DETROIT – Detroit’s police chief stepped down Monday after a week of embarrassing revelations about a sexual relationship with a subordinate, forcing the city to search for a fifth leader in four years for a department dealing with one of the nation’s highest violent-crime rates.
Ralph Godbee was hired two years ago to replace a predecessor fired after an affair with a female officer who allegedly also had a relationship with Godbee.
His departure extends the revolving door of leadership in a cash-strapped city.
Detroit’s next chief will be its 10th since 1991, and several of those were forced out amid allegations of wrongdoing.
“Not having a stable head makes the rest of it unstable,” former Detroit Police Chief Isaiah McKinnon said of the musical chairs in the city’s top cop’s office. “The officers are going to go out and try to do their jobs, but you need a stable head.”
Godbee stepped down after married internal affairs officer Angelica Robinson said she and the married chief had a yearlong sexual relationship.
It was the second alleged tryst with a subordinate to surface against Godbee since he became chief in 2010.
Robinson posted a photo on Twitter of her with a police gun in her mouth. Her attorney, David Robinson, said the photo was posted after she learned Godbee was at a police conference a week ago in San Diego with another woman.
He said Godbee had other officers locate Angelica Robinson and put her under surveillance.

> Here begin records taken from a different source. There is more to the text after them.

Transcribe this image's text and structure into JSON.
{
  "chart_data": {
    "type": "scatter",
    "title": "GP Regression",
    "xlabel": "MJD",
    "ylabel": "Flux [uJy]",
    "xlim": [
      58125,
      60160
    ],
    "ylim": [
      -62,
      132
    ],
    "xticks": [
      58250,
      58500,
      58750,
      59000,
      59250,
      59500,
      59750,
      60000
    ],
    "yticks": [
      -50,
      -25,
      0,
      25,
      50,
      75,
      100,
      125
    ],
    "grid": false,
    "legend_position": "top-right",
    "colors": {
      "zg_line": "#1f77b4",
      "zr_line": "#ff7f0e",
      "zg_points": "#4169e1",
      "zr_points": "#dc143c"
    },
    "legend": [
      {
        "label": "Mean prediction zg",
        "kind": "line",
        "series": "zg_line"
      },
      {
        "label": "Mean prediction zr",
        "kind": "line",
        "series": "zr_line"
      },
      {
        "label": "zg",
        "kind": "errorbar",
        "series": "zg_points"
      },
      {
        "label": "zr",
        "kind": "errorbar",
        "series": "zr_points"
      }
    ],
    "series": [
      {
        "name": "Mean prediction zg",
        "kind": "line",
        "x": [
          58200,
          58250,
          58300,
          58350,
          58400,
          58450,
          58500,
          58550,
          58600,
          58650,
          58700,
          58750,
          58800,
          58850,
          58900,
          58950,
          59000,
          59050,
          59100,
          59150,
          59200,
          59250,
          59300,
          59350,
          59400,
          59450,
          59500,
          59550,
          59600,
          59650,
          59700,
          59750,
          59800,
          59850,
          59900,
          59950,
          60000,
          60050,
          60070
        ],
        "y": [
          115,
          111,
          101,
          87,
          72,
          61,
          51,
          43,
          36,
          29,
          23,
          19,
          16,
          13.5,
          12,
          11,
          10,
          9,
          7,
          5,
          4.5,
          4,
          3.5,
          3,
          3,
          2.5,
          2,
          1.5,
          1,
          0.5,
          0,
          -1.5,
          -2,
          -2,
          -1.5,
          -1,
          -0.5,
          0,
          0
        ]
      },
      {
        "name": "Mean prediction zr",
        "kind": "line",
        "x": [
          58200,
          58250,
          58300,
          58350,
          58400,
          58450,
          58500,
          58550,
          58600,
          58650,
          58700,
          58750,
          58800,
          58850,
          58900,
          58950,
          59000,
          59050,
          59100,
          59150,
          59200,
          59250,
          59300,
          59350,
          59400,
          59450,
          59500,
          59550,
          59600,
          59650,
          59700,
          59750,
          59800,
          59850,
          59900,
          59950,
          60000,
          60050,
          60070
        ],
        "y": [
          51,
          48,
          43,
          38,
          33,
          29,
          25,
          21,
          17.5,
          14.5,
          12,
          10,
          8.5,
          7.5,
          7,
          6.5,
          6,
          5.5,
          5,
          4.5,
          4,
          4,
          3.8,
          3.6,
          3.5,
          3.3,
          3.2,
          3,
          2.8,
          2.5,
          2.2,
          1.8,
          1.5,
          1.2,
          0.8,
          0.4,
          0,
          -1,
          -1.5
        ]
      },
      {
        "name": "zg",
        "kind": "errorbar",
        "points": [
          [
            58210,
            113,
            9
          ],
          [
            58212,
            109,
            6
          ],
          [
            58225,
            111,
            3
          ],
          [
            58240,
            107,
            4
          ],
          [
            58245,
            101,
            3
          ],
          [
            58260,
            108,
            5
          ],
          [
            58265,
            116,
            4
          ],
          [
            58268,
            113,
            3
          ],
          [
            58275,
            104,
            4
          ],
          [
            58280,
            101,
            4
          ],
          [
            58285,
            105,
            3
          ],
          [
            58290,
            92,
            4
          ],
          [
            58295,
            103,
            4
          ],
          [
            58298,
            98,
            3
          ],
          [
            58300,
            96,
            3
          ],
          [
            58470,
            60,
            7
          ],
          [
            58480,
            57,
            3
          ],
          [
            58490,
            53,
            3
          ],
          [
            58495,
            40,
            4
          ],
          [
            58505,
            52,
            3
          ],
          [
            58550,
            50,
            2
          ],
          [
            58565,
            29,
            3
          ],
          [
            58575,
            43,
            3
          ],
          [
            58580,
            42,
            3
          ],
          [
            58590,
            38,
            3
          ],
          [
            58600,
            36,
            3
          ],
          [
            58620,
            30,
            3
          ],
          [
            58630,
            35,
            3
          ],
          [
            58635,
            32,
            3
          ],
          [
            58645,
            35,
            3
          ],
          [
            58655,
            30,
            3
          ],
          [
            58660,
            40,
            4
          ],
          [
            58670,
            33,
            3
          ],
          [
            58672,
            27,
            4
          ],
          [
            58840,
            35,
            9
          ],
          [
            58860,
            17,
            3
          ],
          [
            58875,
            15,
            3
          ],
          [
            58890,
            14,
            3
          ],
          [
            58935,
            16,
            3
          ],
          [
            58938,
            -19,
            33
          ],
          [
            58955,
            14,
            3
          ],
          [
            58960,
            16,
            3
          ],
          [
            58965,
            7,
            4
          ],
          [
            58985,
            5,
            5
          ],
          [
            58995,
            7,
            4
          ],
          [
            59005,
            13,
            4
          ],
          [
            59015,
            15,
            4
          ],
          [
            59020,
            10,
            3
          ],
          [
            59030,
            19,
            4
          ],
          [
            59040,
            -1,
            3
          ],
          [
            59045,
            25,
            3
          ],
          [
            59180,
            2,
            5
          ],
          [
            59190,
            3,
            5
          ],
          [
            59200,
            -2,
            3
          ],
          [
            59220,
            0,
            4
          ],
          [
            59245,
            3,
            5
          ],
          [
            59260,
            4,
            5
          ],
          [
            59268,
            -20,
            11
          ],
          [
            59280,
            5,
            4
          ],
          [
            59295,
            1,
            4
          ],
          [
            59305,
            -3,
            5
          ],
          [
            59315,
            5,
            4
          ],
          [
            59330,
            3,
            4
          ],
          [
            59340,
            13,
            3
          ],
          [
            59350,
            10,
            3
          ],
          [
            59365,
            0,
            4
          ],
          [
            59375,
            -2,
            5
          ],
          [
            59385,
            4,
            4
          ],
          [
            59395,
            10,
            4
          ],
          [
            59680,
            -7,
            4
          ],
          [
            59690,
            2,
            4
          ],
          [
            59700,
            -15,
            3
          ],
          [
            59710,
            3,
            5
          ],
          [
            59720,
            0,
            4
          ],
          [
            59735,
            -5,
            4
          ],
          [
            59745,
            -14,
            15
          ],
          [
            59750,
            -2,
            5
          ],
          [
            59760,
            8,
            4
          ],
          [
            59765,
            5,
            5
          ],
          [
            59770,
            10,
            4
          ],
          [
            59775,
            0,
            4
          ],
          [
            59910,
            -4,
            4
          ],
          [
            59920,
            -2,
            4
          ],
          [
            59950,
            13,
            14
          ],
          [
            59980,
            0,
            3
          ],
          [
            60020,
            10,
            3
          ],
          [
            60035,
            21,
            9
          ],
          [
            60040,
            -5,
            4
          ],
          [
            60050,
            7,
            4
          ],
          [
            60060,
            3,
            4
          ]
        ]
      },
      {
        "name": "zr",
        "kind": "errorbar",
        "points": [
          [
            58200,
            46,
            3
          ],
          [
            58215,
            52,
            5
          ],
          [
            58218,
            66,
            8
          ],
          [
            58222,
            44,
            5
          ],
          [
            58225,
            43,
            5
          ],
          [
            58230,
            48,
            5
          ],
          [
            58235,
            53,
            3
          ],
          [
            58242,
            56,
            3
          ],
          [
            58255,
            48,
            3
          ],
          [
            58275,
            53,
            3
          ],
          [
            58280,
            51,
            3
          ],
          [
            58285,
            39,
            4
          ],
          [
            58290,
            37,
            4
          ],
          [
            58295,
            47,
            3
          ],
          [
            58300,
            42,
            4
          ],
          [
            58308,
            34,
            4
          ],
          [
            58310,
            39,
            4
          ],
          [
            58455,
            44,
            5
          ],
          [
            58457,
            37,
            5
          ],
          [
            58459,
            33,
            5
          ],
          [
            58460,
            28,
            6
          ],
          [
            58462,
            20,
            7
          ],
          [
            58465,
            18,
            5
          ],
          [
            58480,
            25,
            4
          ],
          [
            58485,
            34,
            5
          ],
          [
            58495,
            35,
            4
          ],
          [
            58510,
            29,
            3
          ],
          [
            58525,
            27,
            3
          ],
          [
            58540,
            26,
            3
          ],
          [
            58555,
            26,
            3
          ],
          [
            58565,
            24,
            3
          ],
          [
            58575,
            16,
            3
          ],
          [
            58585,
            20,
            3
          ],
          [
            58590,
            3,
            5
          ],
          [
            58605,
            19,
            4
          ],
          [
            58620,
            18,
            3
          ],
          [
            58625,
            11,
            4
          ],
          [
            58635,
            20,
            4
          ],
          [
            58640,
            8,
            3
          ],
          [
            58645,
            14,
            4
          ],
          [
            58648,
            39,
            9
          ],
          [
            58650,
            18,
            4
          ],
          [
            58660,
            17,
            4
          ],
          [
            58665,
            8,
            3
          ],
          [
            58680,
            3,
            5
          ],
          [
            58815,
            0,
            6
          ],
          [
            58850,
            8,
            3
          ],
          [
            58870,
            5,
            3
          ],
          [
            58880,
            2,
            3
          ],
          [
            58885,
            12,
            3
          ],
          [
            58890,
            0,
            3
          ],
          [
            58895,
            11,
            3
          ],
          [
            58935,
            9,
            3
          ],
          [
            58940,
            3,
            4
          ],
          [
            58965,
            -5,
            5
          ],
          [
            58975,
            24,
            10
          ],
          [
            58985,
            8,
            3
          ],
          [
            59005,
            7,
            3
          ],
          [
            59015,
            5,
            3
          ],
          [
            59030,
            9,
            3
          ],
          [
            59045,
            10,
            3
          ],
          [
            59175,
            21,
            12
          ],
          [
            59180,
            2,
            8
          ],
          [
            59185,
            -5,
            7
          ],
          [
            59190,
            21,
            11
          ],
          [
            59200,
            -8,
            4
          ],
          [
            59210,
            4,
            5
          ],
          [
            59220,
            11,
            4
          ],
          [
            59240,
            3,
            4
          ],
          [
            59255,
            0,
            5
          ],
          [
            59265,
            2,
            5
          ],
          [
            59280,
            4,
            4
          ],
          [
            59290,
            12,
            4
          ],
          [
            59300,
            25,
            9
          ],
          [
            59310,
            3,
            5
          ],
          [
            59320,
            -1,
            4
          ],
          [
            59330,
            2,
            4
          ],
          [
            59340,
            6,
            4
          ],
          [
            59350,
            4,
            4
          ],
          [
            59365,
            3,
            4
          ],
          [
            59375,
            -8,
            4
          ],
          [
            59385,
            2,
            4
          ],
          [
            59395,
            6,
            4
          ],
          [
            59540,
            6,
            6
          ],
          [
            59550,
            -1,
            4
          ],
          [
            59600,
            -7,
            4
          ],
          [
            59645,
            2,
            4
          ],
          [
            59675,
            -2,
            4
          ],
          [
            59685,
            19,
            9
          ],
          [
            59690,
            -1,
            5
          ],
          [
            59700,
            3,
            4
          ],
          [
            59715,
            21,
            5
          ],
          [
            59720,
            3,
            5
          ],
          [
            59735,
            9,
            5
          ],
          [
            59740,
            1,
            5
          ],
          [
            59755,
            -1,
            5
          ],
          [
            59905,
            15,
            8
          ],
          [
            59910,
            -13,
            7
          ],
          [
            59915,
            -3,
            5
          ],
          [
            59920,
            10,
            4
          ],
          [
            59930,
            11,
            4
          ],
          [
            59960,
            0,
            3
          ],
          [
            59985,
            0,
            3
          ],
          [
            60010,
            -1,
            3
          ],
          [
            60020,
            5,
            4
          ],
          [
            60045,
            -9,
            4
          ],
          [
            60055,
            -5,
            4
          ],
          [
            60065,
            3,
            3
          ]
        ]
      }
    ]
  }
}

There was no mention of the scandal in an eight-paragraph letter Godbee sent to Mayor Dave Bing announcing what was described as a “retirement.”
Bing insisted he didn’t push the 25-year veteran to leave but called it the “right decision.”
“He was very contrite, I think embarrassed,” Bing said at a news conference. “He felt he had let me down. He felt he had let the department down. He felt he had let the citizens of Detroit down. We’re not perfect individuals, and a lot of us make mistakes. This one was very costly.”
As the city begins its search, police rank-and-file are becoming more vocal about a 10-percent pay cut and 12-hour work shifts enacted near the end of Godbee’s tenure.
Bing’s office contends those cuts and others are necessary to help reduce a budget deficit of more than $200 million and to help keep Detroit out of state receivership.
McKinnon, who led the police department for four years in the mid-1990s and resigned to teach at a local university, said the city should also look outside the ranks for its new chief.
“Detroit, traditionally, has been somewhat of an enclosed city,” McKinnon said. “For some reason, we are reluctant to bring outsiders in ... particularly in law enforcement. The feeling is Detroiters know Detroit better.”
The track record in recent years, however, has been shaky.
Godbee’s predecessor, Warren Evans, was unceremoniously dumped by Bing in 2010 for taking part in a promotional video for a cable police reality show. Bing later said he also fired Evans because the chief was romantically involved with a lieutenant. It later was learned that Godbee also had a relationship with that female officer when he held the rank of assistant chief.
A year earlier, Bing fired chief James Barren after less than a year on the job. At the time, Bing said Barren didn’t do anything wrong, but that he felt the police department needed a leadership change.
Barren had replaced Ella Bully-Cummings, who retired in 2008 during a text-messaging sex scandal that toppled Mayor Kwame Kilpatrick from office. Kilpatrick currently faces a corruption scandal.
Bully-Cummings followed Jerry Oliver, who resigned in November 2003 after federal inspectors found a loaded .25-caliber handgun in his checked baggage at Detroit Metropolitan Airport. Oliver pleaded no contest to a misdemeanor charge of possession of an unlicensed handgun.
But none of their troubles compare to the fall of long-time chief William Hart whose career ended when a federal grand jury indicted him in 1991 for embezzling $2.6 million from the department’s drug enforcement fund. He served seven years in prison.
Bing, who tapped 38-year police veteran Chester Logan to lead the department in the interim while a search is being conducted, insisted that another change at the top shouldn’t reflect poorly on the department’s 2,600-plus officers.
“They’re under a lot of stress and strain. I sympathize with them. I empathize with them,” Bing said.
But the selection process will be different than how chiefs were chosen in the past, political analyst and former city councilwoman Sheila Cockrel said.
Under the new City Charter, the police board of commissioners has to hire an executive search firm to compile a list of candidates. Bing would then select who he wants to fill the job with the City Council having to approve the choice, said Cockrel, who has concerns about the charter mandate.
Godbee, who made $140,400 per year as chief, has not publicly commented on the revelations of his affair with Angelica Robinson. But in a letter to Bing wrote that “retirement is only another way to say transition.”
“I always will be actively engaged in our community, our school system, our community colleges and our churches,” the letter continued. “My mission it to continue to work hard to make this city the best it can be.”
Bing placed Godbee on a 30-day suspension last week pending the investigation.
The mayor told reporters that he had talked to Godbee “on more than one occasion” about his relationships.
“He confided in me that he had changed his ways,” Bing said. “I had no reason not to believe that. ... He didn’t live up to those expectations and it leads us to where we are.”